I've now watched the first two parts of "Carlos," a three-part French-produced television miniseries that was broadcast on Sundance this past month. Édgar Ramírez is terrific in the title (star-making) role, though his character is hardly sympathetic. The notorious terrorist is portrayed as an unusual killer -- part playboy, part-diplomat, and part-frustrated middle-manager. Carlos is shown meeting with prominent international leaders and is called a celebrity by his fellow terrorists after the 1975 kidnappings at the Vienna OPEC convention. That event takes up a good portion of part 2.

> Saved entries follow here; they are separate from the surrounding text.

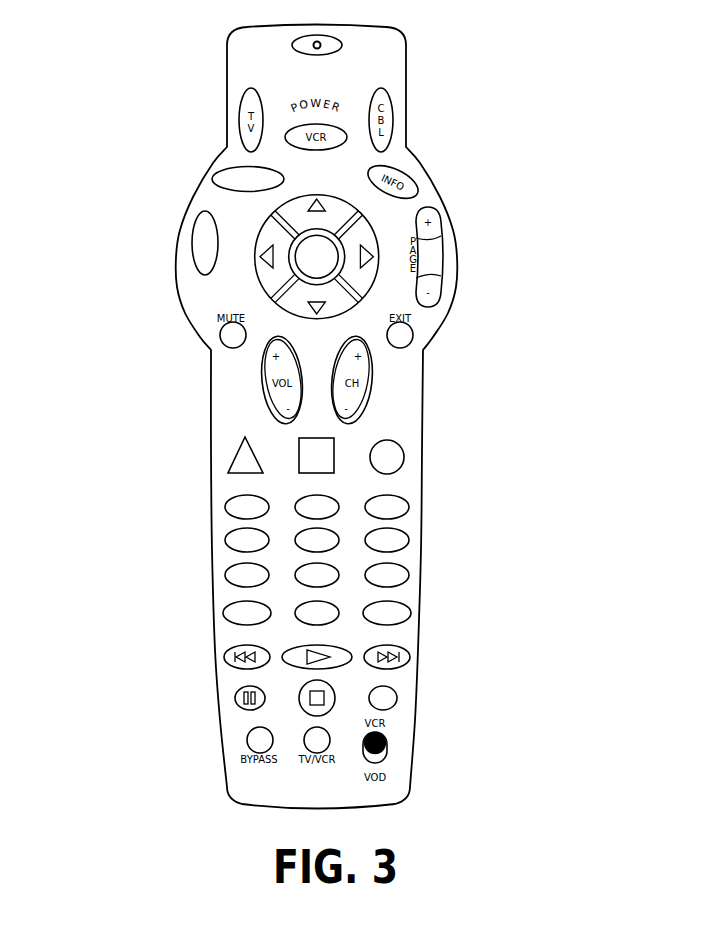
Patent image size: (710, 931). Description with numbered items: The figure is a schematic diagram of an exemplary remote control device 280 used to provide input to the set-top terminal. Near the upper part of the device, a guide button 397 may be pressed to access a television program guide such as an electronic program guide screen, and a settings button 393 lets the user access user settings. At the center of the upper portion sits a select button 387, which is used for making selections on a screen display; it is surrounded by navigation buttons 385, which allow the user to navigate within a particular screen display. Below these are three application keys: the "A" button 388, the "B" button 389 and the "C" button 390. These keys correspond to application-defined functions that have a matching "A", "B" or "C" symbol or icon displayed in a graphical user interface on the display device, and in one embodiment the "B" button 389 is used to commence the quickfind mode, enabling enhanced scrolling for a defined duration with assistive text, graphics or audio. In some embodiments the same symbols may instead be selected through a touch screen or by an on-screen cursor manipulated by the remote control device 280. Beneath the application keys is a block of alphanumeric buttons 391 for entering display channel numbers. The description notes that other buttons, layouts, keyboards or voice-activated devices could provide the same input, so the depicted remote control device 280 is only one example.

The remote control device 280 is at (562, 128).
The guide button 397 is at (213, 176).
The select button 387 is at (295, 243).
The settings button 393 is at (192, 247).
The navigation buttons 385 is at (258, 258).
The "A" button 388 is at (233, 460).
The "B" button 389 is at (299, 442).
The "C" button 390 is at (404, 457).
The alphanumeric buttons 391 is at (430, 498).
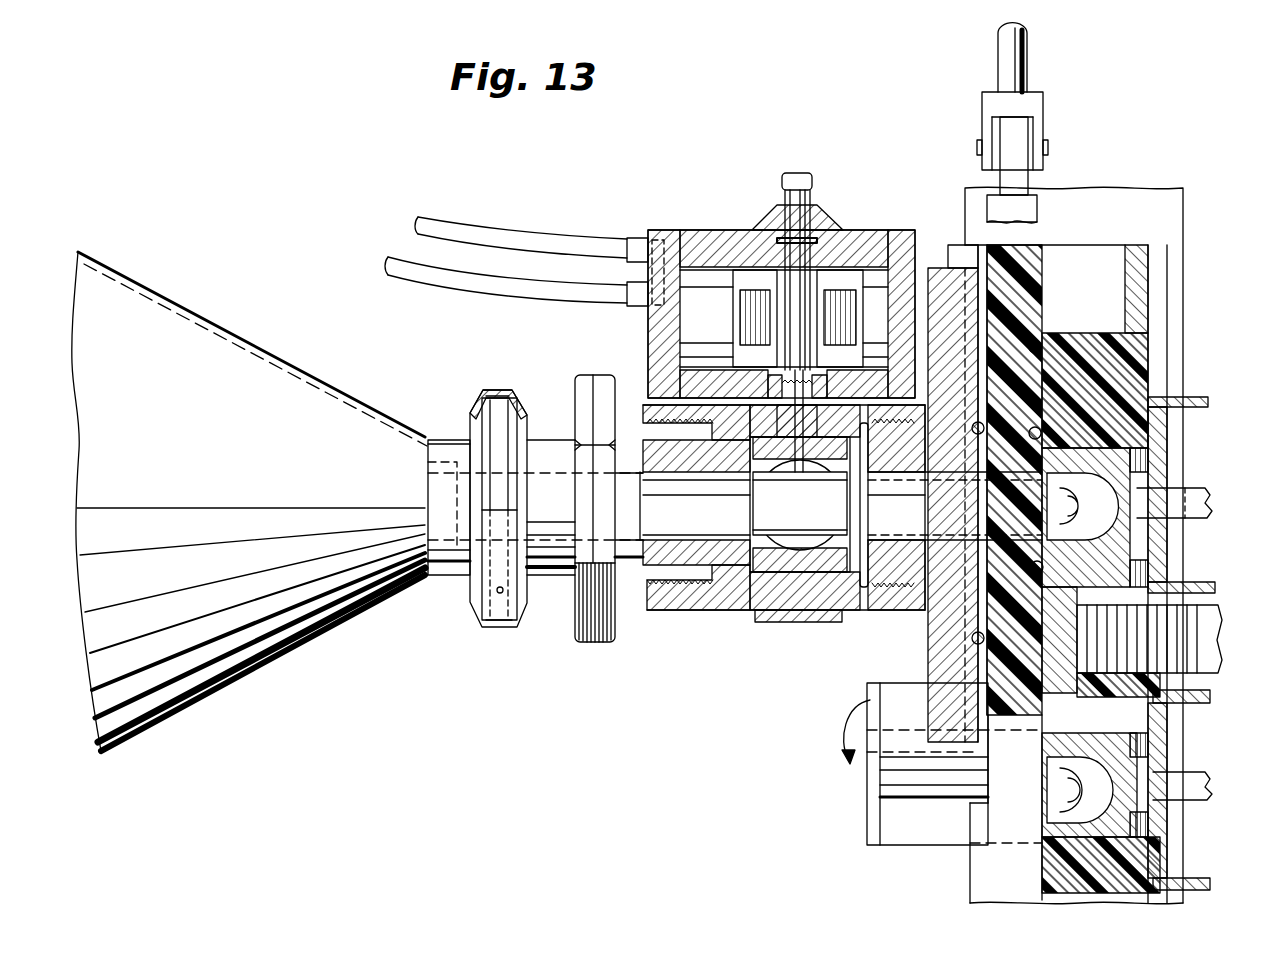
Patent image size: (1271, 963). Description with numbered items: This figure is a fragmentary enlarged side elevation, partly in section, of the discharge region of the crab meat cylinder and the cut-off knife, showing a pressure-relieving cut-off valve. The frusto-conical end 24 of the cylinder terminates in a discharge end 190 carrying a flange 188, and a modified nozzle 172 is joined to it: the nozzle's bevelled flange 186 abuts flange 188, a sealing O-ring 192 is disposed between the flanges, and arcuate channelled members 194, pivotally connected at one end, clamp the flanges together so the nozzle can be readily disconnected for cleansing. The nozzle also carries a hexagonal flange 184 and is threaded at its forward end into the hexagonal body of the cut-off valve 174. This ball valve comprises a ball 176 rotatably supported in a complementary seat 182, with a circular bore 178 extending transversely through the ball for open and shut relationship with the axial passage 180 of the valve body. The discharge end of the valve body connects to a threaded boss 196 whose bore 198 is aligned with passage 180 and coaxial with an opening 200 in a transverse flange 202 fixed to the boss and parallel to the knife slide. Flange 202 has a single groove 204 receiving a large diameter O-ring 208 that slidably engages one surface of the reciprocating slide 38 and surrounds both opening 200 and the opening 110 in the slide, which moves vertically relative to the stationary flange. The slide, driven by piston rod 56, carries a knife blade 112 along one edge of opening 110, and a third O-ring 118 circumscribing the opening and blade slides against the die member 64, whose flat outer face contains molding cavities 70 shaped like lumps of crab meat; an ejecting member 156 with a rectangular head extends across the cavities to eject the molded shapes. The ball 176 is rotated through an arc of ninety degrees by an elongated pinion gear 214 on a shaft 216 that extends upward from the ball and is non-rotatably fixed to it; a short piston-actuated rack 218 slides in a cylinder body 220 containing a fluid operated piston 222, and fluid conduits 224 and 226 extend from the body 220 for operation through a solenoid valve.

Part 1 of the film opens with a statement warning that it is a fictionalized account and that only certain specific crimes were factually confirmed at trial. Thus, I was not sure of what to make of an alleged meeting in Baghdad involving Yuri Andropov (then-head of the KGB), Carlos and other desperadoes (one actor looked like Tariq Aziz). Allegedly, Andropov put a price on Anwar Sadat's head at this meeting.
Indeed, one important element of "Carlos" is the relatively clear state sponsorship the terrorist and his various organizations enjoy throughout most of his career. Support from Libya, Syria, Iraq, Algeria, East Germany and the Soviet Union all figure into the terror incidents portrayed on screen. It is no wonder that the Bush administration, circa 2001, believed that state sponsorship was the key element of its anti-terror campaign (despite facts suggesting a completely different kind of threat). This was not a matter of IR theory privileging states.
As a movie, the Golden-Globe winning production is quite unusual:
The film’s scope, range and ambition are incredible; it’s set in at least 16 countries over a 21-year period, and at all times features the characters speaking the languages they would have spoken in the relevant situations—Carlos himself shifts effortlessly among Spanish, English, French, German, Russian and Arabic. An untold number of supporting and bit players pop vividly to life for however many moments they’re onscreen, and the film maintains an exceptional balance between a relentless forward movement and a certain artistic stability...I can't wait to watch part 3 -- the decline and fall of Carlos, apparently.
...the film is so convincing that it persuades you this is essentially the way it was. There are few so completely transporting historical movies, in that it drops the viewer down in another world and time without evident artifice, doctoring, nostalgia, revisionist thinking or overt political agenda. Those with a continuing stake in the causes involved or their own memories of the times can be counted upon to dispute this or that, but as a time machine “Carlos” functions brilliantly.